A soldier with Company A, 1st Battalion, 9th Field Artillery Regiment from the 2nd Brigade, 3rd Infantry Division watches vehicles line up across the Jisr Diyala Bridge in southeast Baghdad at a traffic checkpoint Wednesday. (Vince Little / S&S)
JISR DIYALA, Iraq — Iraqi police and 3rd Infantry Division soldiers at Forward Operating Base Loyalty clamped down the main road this week, hoping to seal off a terrorist concentration to the south and prevent insurgents from disrupting the two-day Transitional National Assembly meetings in Baghdad.
“Ask anyone and they’ll tell you, the bad guys are at Salman Pak,” said Army Capt. Todd Smith of Mobile, Ala., commander of the 2nd Brigade’s Company A, 1st Battalion, 9th Field Artillery Regiment, nicknamed the “Assassins.”
“This mission is specific toward the TNA, and keeping them from heading north into Baghdad,” he said.

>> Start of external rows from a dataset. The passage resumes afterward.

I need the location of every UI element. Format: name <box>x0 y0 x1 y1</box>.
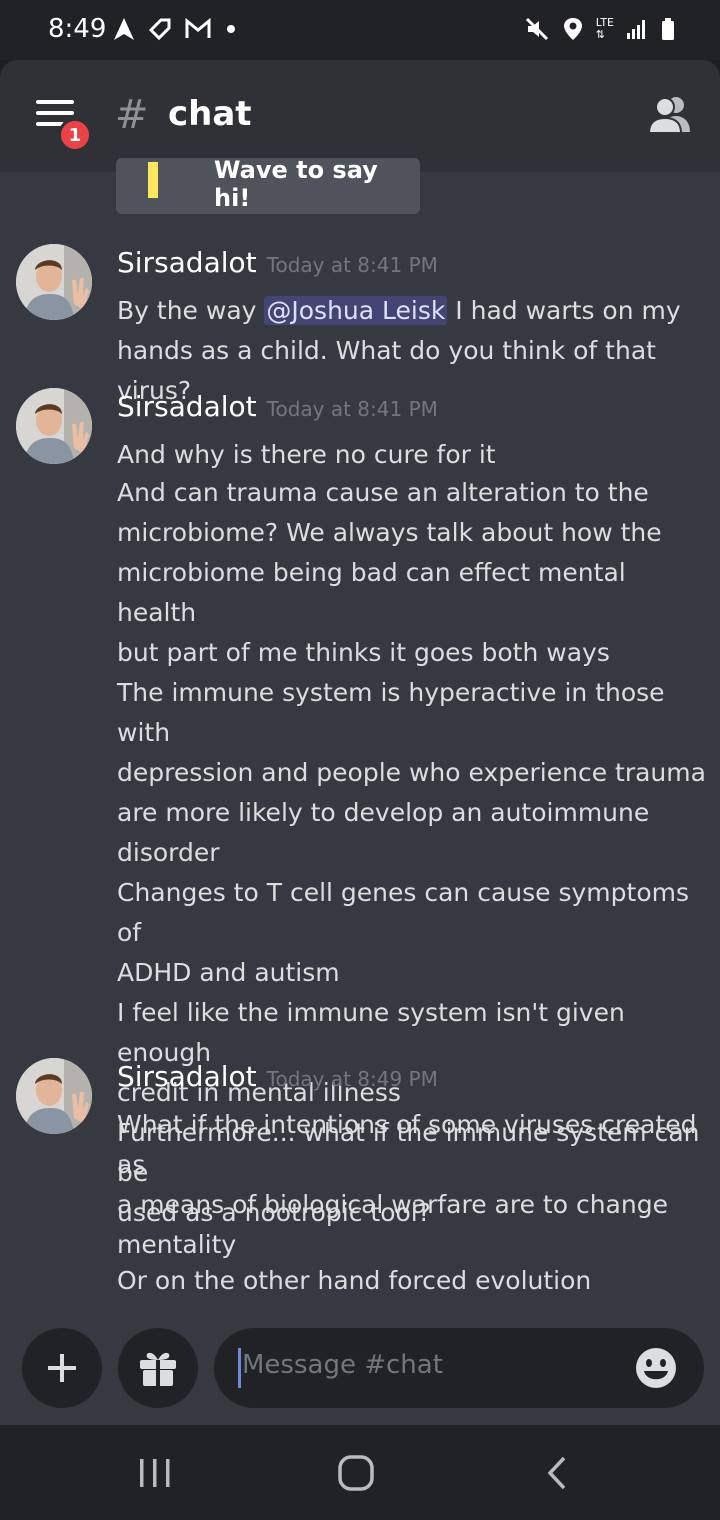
author-name[interactable]: Sirsadalot <box>117 246 257 279</box>
wave-to-say-hi-button[interactable]: Wave to say hi! <box>116 158 420 214</box>
avatar[interactable] <box>16 388 92 464</box>
message-line: And why is there no cure for it <box>117 440 496 469</box>
message-composer: Message #chat <box>0 1328 720 1425</box>
battery-icon <box>662 18 674 40</box>
tag-icon <box>148 18 171 41</box>
navigation-icon <box>114 18 134 40</box>
lte-icon: LTE ⇅ <box>595 16 614 41</box>
emoji-icon[interactable] <box>634 1346 678 1390</box>
author-name[interactable]: Sirsadalot <box>117 1060 257 1093</box>
system-nav-bar <box>0 1425 720 1520</box>
lte-label: LTE <box>595 16 614 29</box>
message-line: mentality <box>117 1230 237 1259</box>
message-placeholder: Message #chat <box>242 1350 443 1380</box>
chat-screen: 1 # chat Wave to say hi! Sirsadalot Toda… <box>0 60 720 1425</box>
gift-button[interactable] <box>118 1328 198 1408</box>
message-line: Changes to T cell genes can cause sympto… <box>117 878 689 947</box>
mute-icon <box>525 17 548 41</box>
menu-line <box>36 100 74 104</box>
message-line: microbiome being bad can effect mental h… <box>117 558 626 627</box>
dot-icon <box>227 25 235 33</box>
gmail-icon <box>185 17 211 38</box>
add-attachment-button[interactable] <box>22 1328 102 1408</box>
message-body: What if the intentions of some viruses c… <box>117 1105 707 1301</box>
wave-sticker-icon <box>148 162 158 198</box>
members-icon[interactable] <box>648 94 692 134</box>
message-line: microbiome? We always talk about how the <box>117 518 662 547</box>
channel-header: 1 # chat <box>0 60 720 172</box>
home-icon[interactable] <box>336 1453 376 1493</box>
message-line: ADHD and autism <box>117 958 340 987</box>
wave-label: Wave to say hi! <box>214 158 378 212</box>
message-timestamp: Today at 8:41 PM <box>266 253 438 277</box>
message-line: The immune system is hyperactive in thos… <box>117 678 665 747</box>
message-line: By the way @Joshua Leisk I had warts on … <box>117 291 707 331</box>
channel-title: chat <box>168 94 252 134</box>
avatar[interactable] <box>16 1058 92 1134</box>
message-author[interactable]: Sirsadalot Today at 8:41 PM <box>117 390 438 423</box>
user-mention[interactable]: @Joshua Leisk <box>264 296 448 325</box>
message-text: By the way <box>117 296 265 325</box>
status-left-icons <box>112 16 238 42</box>
status-bar: 8:49 LTE ⇅ <box>0 0 720 60</box>
status-right-icons: LTE ⇅ <box>524 16 676 42</box>
channel-hash-icon: # <box>115 92 149 138</box>
back-icon[interactable] <box>540 1455 574 1491</box>
message-line: Or on the other hand forced evolution <box>117 1266 592 1295</box>
text-cursor <box>238 1348 241 1388</box>
message-author[interactable]: Sirsadalot Today at 8:49 PM <box>117 1060 438 1093</box>
message-line: What if the intentions of some viruses c… <box>117 1110 697 1179</box>
message-line: but part of me thinks it goes both ways <box>117 638 610 667</box>
menu-line <box>36 111 74 115</box>
location-icon <box>563 18 582 40</box>
author-name[interactable]: Sirsadalot <box>117 390 257 423</box>
message-line: disorder <box>117 838 220 867</box>
message-text: I had warts on my <box>447 296 681 325</box>
status-time: 8:49 <box>48 14 107 44</box>
notification-badge: 1 <box>58 118 92 152</box>
recent-apps-icon[interactable] <box>136 1455 174 1491</box>
message-line: And can trauma cause an alteration to th… <box>117 478 649 507</box>
gift-icon <box>140 1352 176 1386</box>
avatar[interactable] <box>16 244 92 320</box>
message-timestamp: Today at 8:49 PM <box>266 1067 438 1091</box>
message-input[interactable]: Message #chat <box>214 1328 704 1408</box>
signal-icon <box>627 20 645 39</box>
message-timestamp: Today at 8:41 PM <box>266 397 438 421</box>
message-line: are more likely to develop an autoimmune <box>117 798 650 827</box>
plus-icon <box>48 1354 76 1382</box>
message-author[interactable]: Sirsadalot Today at 8:41 PM <box>117 246 438 279</box>
message-line: depression and people who experience tra… <box>117 758 706 787</box>
message-line: a means of biological warfare are to cha… <box>117 1190 668 1219</box>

The U.S. soldiers and local Iraqi police bolstered a traffic checkpoint on the south side of the Diyala River — which feeds into the Tigris to the west — and another about a 1½ miles away at the Jisr Diyala circle, a spot that’s become a point of contention for coalition forces, Smith said.
Army officials believe terrorist elements fled south to Salman Pak following last fall’s military sweep of Fallujah.

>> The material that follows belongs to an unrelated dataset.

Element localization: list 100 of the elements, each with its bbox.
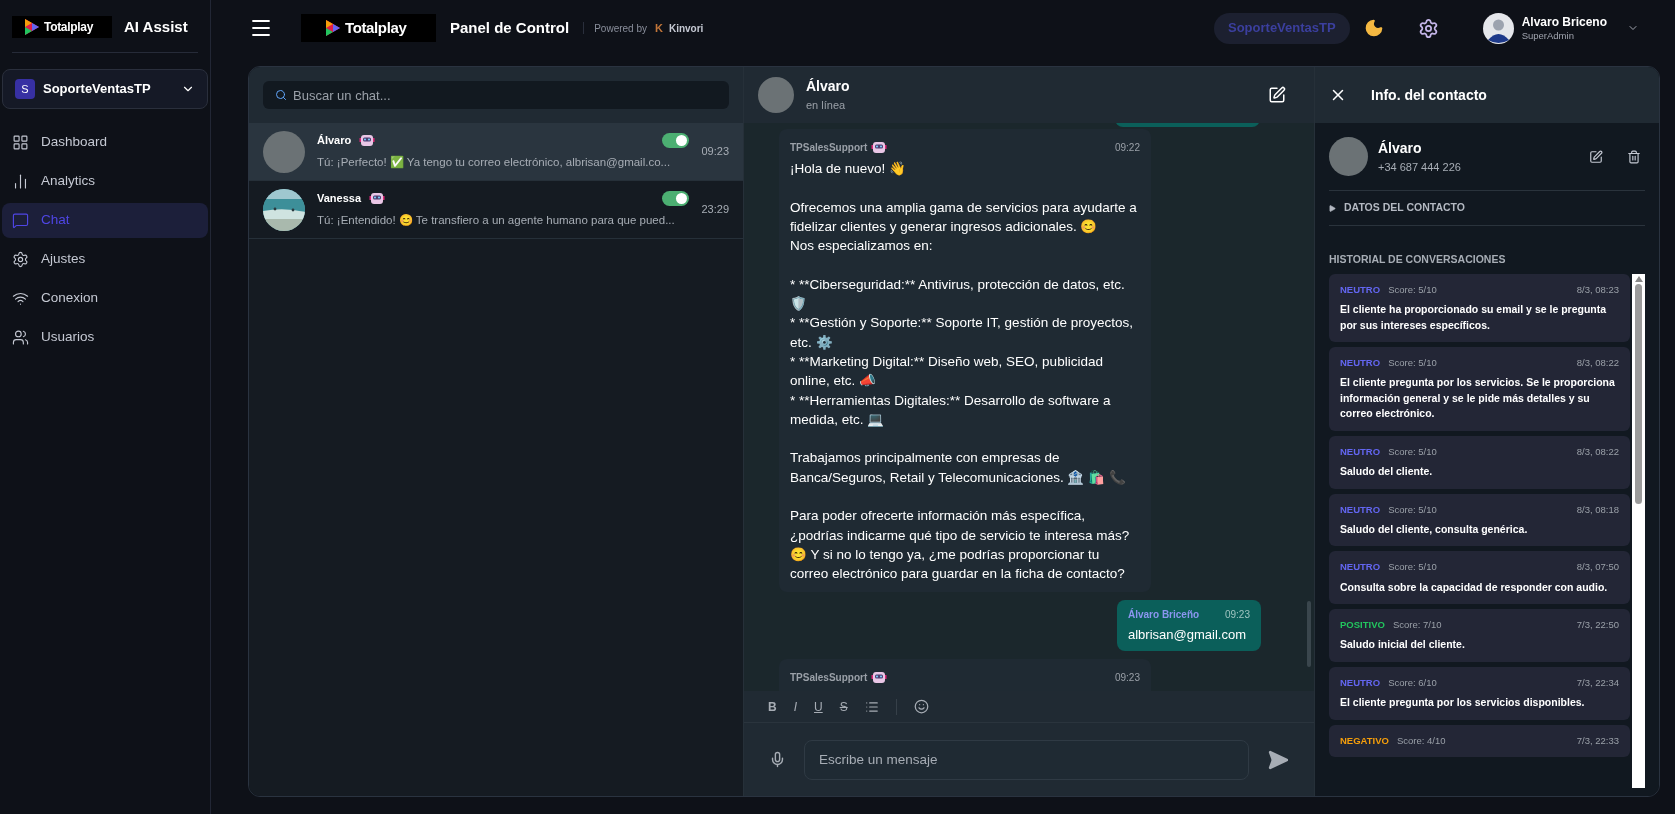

“It seems the enemy really focuses on that traffic circle,” Smith said. “They think if they can own it, it would be a symbol of their presence and influence in the area. We’ve made it a point to occupy that area quite a bit.”
The company secured the location three hours before the national assembly got under way and three hours after the sessions ended.
First Lt. Emory Hayes of Ellijay, Ga., the 1st Platoon leader, said his unit arrived on the circle at 4 a.m. both days. A relief platoon stuck around until about 8 p.m., but neither encountered any major contact.
“For the most part, when you present a force of more than just a patrol, those guys tend to scatter,” Hayes said. “They don’t mess with us.”
Lucy, a mixed breed of Rottweiler and German shepherd, took part in Wednesday’s traffic checkpoint at the Jisr Diyala Bridge. She sniffed vehicles for plastic explosives and detonating cord.
Her handler, Lorry Botha, a U.S. contractor from South Africa, said if the Iraqi police or U.S. soldiers think a car looks suspicious, they call on Lucy.
Nothing turned up during the two-day search.
Botha and Lucy live on Forward Operating Base Hope, but they’re used throughout the 2nd Brigade area, which also includes Loyalty and Rustamiyah.
Since arriving in Iraq about two months ago, Company A has engaged in several joint ventures with local police in southeast Baghdad, including dismounted patrols, intelligence-gathering and the checkpoints. The two sides are planning future raids, Smith said.
Last year, a Washington state National Guard unit monitoring the bridge’s checkpoint for the 1st Cavalry Division had a lengthy firefight against terrorist forces along the river. So far, the scene has been quiet for the 1st Battalion.
“We’ve had [a roadside bomb] go off on us. No one got hurt,” Smith said. “But any time we’ve responded to a situation, everybody leaves. No one’s really tried us yet.”